В усадьбе много просторных комнат, много кроватей, мебели. На стенах семейные фотографии, портреты Мицкевича и Костюшко. В комнате с белыми колоннами — пианино.
— Давно я настоящей музыки не слыхал, — говорит адъютант Медлявский, — хорошо бы теперь послушать Шопена, а потом бы отправиться в клуб или в театр.
— Клуб мы сейчас и здесь устроим, — решительно заявляет Кузнецов. — Пошлём за докторами и сыграем в девятку.
— У докторов, должно быть, имеется запасец, — подхватывает Костров. — Эх, хорошо бы по единой уконтропить...
— Шкира! Зови докторов! — командует адъютант.
Часам к двенадцати ночи в старой усадьбе шумно, как в ресторане. Комната с белыми колоннами вся уставлена накрытыми столами. Звенят ножи и тарелки, звенят стаканы и рюмки; и так не хочется думать о войне и грязных трясинах, когда кругом светло и уютно от лампы под абажуром, а раскрытое пианино говорит воображению больше, чем самая обольстительная музыка. После двух месяцев бродячей военной жизни при виде хорошо сервированного стола даже беззастенчивый циник впадает в мечтательность. Особенно в предвкушении выпивки.
— Ныне отпущаеши раба твоего... Воскресаю телом и духом, — кричит подвыпивший Кузнецов. — Сердце моё тает, яко воск от пламени. Клянусь тенью повешенных предков нашей очаровательной хозяйки...
* * *
Проснулся от сердитого брюзжания командира.
— Поздравляю вас с сочельником. Игривый предвидится денёк! Приходил старый пан, криком кричит, жалуется: у него, говорит, сын в армии служит, а мы своим постоем вконец его разорили: сено забрали, овёс забрали, картошку забрали, лошадь с конюшни увели, амбары разграбили. Требует, чтобы я сам посмотрел, что они там натворили. Как же! Не насмотрелся ещё... Этакие прохвосты! Двух часов не дадут почувствовать себя порядочным человеком. Так великолепно наелись, выпили, о философском поговорили. Полное, можно сказать, ублаготворение души и тела. Только дыши и радуйся на собственное благородство. Так вот тебе!..
За дверью шумят женщины, громко требуя, чтобы их допустили к командиру.

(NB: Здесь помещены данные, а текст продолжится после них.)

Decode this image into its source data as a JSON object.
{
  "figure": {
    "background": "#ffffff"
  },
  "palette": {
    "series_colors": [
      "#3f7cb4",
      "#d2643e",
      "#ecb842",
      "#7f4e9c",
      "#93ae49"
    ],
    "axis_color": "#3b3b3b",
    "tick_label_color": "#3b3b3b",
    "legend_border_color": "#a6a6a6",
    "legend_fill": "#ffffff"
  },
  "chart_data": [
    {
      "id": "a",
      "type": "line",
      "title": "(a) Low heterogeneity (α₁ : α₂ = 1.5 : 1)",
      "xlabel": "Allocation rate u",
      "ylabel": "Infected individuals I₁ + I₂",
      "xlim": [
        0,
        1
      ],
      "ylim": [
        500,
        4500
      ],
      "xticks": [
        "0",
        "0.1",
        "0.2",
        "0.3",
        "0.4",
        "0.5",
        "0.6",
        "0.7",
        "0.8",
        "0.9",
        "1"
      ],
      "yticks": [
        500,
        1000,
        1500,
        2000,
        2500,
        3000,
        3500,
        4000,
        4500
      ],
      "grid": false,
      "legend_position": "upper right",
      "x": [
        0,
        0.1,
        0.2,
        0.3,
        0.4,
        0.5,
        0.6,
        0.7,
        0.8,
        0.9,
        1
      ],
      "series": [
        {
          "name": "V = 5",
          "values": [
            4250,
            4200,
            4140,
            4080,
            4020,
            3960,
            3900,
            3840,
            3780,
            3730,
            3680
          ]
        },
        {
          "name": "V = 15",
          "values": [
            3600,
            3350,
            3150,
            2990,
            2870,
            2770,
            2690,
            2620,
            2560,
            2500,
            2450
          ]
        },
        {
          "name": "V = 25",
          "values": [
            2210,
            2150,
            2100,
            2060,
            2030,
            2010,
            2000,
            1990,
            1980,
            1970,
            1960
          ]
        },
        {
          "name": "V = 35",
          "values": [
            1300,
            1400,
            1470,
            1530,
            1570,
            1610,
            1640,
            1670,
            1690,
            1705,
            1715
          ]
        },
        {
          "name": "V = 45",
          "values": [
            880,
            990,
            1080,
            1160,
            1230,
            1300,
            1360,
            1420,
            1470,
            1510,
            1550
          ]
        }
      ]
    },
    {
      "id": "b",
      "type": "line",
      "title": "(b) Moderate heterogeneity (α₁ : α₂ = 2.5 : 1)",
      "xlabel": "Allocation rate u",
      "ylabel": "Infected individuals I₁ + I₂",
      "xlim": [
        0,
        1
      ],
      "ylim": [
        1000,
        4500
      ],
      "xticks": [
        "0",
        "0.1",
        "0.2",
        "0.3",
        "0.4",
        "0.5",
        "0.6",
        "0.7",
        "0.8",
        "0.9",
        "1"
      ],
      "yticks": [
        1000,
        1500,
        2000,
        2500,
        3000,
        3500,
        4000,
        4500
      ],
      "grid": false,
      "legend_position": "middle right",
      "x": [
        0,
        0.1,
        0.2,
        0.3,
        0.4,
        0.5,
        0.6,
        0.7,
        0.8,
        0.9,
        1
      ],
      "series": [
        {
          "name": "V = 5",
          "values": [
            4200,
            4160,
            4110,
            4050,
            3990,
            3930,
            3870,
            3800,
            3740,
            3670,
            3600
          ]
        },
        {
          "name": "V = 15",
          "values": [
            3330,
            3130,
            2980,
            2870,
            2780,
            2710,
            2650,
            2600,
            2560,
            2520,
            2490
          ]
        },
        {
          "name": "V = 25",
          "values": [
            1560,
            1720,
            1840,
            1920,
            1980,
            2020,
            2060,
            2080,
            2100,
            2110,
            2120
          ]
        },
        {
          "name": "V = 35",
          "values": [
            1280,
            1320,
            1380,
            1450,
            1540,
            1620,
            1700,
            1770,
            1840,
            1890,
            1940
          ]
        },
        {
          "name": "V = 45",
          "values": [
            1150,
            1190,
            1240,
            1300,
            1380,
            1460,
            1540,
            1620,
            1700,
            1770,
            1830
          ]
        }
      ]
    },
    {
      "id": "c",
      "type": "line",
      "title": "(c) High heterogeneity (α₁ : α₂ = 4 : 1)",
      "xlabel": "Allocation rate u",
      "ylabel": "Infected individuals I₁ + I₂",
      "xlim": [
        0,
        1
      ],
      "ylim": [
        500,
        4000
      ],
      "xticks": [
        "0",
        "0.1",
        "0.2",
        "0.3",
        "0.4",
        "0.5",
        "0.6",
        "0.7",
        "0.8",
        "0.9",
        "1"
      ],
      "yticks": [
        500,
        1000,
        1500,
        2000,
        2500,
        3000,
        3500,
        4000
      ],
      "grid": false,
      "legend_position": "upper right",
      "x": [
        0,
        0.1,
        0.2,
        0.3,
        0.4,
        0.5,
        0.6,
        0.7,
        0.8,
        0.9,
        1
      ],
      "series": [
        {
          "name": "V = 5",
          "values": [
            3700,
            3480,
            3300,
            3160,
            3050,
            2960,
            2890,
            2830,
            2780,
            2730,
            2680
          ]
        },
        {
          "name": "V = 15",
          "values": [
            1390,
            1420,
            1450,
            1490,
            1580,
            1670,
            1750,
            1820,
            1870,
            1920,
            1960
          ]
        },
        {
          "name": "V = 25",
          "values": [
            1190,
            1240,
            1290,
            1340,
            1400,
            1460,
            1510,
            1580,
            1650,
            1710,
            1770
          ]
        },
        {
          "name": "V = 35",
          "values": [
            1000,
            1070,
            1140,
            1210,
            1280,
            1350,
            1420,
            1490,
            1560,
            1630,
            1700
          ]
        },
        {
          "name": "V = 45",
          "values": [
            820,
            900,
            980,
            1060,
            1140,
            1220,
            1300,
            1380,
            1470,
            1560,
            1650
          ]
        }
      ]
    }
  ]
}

— Ну, чего я к ним выйду? — разводит руками Базунов. — Мазать их по губам хорошими словами? Очень им нужно. Какие ж ещё лекарства могу я им предложить? Не платить же мне за солдатские грабежи. Да почём я знаю, кто грабил. Тут ночью Сурский полк проходил. Люди не обедали пять дней — мне командир полка сказал. Остановились на четыре часа и отсюда пошли окапываться. Вот и дознавайся, кто грабил. Нет, почему об этом в газетах не пишут? — оживляется Базунов, оседлав свою любимую тему. — Им все тр-рагическое подавай: гр-руды тр-рупов, гор-ры окр-ровавленных тр-ряпок, озёр-ра кр-рови в тр-раншеях. Нет, вы про то напишите, как на войне мародёром делаешься, конокрадом, грабителем, извергом, как детей на холод выгонять приходится, у мужика отбирать последнюю корову, последний кусок хлеба изо рта вырывать... Вот вы о чем, подлецы, напишите! Про замученных постоем баб, про их вечные вопли, про необходимость ютиться у тех самых людей, которые осиротели по вине наших войск и которых ты и сегодня, и завтра, и до тех пор будешь убивать, пока тебя самого, подлеца, не убьют...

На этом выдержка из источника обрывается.